Na obra “Na China com o Green Day?!!” (trad. Alvaro Dutra, Terreno Estranho, R$ 115, 176 págs.), Aaron Cometbus, um ex-roadie do grupo punk, narra suas memórias durante uma turnê por países da Ásia em 2010. A obra é, segundo a crítica de André Barcinski, “uma espécie de acerto de contas do Green Day com Cometbus, que havia criticado a banda em algumas ocasiões por ter supostamente se vendido ao comercialismo”.
Em 1592, o jovem poeta português Bartolomeu Fragoso foi preso pela Inquisição em Salvador. Na ocasião, teve seus papéis sequestrados pelo governo, entre eles o manuscrito “O Cancioneiro das Baldaias”. Mais de 400 anos depois, o pequeno livro foi encontrado na Torre do Tombo, em Lisboa, pela pesquisadora Sheila Hue, e vai ser publicado no Brasil pela editora Chão, como conta o Painel das Letras.
Além dos Livros
A Anthropic respondeu aos processos por uso indevido do conteúdo de livros com um acordo de US$ 1,5 bilhão (equivalente a R$ 8,1 bilhões). A empresa de inteligência artificial se comprometeu a fazer o pagamento a autores que a acusaram de usar suas obras para treinar o chatbot Claude e também se comprometeu a destruir milhões de cópias de livros piratas armazenados em seus servidores. O episódio tem sido considerado o primeiro grande acordo da era da IA generativa.

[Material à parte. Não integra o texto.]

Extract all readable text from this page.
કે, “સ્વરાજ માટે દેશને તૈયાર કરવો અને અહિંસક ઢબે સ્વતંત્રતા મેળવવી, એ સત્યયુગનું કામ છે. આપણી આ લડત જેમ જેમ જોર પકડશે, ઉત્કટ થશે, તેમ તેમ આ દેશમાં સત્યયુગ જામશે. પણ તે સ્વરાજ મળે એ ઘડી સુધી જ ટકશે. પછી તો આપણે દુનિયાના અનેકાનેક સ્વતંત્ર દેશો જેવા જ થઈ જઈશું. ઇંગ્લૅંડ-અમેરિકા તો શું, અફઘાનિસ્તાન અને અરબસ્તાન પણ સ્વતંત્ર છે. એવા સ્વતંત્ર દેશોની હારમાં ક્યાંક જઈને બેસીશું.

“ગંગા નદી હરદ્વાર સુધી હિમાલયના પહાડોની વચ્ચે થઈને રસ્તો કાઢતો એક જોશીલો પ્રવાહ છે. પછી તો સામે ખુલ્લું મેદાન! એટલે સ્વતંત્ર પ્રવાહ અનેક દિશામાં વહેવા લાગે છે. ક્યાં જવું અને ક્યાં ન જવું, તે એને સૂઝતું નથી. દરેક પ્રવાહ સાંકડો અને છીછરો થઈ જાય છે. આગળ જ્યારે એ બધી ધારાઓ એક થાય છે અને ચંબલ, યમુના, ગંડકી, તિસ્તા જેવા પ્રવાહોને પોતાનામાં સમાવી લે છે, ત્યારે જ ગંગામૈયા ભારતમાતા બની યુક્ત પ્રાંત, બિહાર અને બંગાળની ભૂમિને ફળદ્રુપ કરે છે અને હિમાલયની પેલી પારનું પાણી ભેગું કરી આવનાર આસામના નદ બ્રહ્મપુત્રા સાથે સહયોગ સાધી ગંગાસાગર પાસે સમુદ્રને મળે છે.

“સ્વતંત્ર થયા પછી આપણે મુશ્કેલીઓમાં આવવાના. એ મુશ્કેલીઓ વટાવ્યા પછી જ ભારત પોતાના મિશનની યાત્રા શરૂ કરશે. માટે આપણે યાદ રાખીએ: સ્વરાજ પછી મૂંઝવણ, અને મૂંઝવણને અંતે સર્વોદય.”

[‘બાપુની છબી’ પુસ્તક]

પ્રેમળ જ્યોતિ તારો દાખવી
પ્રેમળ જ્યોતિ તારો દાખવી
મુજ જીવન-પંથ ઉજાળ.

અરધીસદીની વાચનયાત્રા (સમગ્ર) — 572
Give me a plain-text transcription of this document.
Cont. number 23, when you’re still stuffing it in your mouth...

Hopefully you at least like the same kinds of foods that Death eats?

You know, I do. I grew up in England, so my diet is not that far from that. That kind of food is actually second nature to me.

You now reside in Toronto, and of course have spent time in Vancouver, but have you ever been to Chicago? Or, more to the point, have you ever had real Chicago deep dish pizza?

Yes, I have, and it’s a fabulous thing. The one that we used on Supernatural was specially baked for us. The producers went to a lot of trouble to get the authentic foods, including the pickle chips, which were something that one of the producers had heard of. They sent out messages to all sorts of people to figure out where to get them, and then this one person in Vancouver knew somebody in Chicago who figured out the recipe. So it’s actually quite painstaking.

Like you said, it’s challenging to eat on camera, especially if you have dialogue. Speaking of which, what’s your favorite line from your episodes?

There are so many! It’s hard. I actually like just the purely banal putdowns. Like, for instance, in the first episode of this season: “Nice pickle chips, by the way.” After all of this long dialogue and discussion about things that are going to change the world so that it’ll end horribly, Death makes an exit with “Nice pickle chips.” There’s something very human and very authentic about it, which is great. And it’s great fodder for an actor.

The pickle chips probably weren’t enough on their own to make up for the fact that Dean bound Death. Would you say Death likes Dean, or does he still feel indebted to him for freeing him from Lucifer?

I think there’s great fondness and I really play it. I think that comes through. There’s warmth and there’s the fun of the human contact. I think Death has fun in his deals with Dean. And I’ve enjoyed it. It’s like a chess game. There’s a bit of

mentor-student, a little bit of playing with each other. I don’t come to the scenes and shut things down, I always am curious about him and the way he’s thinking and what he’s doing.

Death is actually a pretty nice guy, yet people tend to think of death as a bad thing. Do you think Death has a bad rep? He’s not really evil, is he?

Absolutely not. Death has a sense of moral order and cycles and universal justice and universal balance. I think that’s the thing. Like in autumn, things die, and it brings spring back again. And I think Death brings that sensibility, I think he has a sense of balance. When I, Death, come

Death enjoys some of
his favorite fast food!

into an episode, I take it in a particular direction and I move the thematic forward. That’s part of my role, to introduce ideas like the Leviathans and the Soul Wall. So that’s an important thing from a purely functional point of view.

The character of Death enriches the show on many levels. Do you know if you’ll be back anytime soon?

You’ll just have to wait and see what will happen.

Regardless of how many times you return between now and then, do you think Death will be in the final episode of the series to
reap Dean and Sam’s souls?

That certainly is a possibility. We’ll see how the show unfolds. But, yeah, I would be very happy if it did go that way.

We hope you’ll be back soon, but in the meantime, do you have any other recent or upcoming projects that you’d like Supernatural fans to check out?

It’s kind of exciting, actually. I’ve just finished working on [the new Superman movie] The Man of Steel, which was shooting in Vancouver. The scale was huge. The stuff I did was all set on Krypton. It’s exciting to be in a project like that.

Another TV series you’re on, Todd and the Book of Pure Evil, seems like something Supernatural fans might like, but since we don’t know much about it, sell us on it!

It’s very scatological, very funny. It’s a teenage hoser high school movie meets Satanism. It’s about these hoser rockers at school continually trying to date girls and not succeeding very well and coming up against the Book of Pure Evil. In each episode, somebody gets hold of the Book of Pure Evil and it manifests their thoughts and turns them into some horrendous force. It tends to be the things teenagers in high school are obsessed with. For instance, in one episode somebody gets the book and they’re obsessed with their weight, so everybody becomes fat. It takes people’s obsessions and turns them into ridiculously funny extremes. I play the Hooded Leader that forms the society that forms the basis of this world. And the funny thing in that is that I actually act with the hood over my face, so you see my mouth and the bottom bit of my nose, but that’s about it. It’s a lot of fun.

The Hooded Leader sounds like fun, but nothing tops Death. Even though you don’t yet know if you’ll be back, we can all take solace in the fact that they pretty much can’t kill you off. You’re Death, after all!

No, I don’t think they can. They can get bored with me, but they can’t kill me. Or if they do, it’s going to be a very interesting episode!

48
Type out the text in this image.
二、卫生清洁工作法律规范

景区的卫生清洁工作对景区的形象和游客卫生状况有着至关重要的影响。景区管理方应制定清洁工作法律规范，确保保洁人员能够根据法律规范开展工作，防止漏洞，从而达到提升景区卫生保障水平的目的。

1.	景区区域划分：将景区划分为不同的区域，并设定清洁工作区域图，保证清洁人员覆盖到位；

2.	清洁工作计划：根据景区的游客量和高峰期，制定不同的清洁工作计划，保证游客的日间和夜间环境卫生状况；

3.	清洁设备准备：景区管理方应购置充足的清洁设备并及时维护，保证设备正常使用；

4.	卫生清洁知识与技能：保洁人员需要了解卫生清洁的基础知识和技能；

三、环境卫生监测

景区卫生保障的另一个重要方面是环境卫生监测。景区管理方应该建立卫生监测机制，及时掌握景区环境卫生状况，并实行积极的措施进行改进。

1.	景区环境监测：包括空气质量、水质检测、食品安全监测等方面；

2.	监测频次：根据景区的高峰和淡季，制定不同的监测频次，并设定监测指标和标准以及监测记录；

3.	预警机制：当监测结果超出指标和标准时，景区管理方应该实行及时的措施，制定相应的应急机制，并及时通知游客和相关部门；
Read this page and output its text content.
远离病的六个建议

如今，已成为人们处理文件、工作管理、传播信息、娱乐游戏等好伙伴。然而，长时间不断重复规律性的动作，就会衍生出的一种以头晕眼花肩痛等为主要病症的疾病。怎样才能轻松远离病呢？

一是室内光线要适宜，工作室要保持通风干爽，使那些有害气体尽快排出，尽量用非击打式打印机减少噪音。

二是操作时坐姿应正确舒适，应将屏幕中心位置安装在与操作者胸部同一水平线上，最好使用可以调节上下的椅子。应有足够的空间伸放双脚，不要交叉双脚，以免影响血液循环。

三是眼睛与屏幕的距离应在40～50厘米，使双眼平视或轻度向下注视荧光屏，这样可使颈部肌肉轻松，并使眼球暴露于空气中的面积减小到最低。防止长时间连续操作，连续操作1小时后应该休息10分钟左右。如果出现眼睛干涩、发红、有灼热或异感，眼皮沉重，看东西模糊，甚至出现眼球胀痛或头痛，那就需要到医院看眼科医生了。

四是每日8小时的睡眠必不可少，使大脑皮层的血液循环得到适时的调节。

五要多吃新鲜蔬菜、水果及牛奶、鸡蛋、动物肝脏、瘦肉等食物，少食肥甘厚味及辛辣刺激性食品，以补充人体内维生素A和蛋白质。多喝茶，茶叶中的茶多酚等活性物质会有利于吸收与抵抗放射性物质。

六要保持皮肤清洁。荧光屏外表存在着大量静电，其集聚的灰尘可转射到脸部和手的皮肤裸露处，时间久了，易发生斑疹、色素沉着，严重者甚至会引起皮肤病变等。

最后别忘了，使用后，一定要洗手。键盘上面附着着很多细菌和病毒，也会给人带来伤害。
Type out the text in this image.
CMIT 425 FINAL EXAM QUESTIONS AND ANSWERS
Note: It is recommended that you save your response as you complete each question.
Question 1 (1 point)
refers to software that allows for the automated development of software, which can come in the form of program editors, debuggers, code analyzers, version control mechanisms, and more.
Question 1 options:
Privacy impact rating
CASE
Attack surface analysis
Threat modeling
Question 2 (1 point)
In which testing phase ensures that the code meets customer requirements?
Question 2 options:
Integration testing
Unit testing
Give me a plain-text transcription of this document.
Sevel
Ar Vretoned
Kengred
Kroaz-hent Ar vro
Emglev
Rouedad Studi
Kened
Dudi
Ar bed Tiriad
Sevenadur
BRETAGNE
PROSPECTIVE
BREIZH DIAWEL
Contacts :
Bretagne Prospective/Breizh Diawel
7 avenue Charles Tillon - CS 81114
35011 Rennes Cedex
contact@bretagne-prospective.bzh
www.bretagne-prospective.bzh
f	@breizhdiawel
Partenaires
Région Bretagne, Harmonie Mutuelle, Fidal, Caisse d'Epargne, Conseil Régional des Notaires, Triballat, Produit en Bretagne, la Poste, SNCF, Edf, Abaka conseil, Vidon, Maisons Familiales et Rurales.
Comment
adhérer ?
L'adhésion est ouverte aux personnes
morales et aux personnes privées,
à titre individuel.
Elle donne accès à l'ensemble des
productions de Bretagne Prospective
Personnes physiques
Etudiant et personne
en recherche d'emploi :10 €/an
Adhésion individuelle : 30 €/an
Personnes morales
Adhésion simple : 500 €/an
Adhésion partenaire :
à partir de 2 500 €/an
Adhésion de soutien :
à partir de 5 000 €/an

Após voltar ao mercado, a editora Cosac prepara novas publicações de livros da antiga Cosac Naify, além de uma versão inédita de “Romeu e Julieta” e uma coleção de teatro de Pasolini. Como conta o Painel das Letras, a nova edição da obra de Shakespeare traz um ritmo mais veloz, voltado ao teatro, com tradução e notas do professor de artes cênicas Ricardo Cardoso.
No último mês, aconteceu no interior de Minas Gerais a terceira edição do Fliparacatu, festival literário que oferece a grandes escritores um momento de convivência calma e festiva. O evento é idealizado por Afonso Borges, gestor cultural por trás dos similares Fliaraxá, Flitabira e Flipetrópolis. Autoras como Carla Madeira, Ana Maria Gonçalves e Míriam Leitão passaram por lá e também aproveitaram a oportunidade para falar de seus novos livros.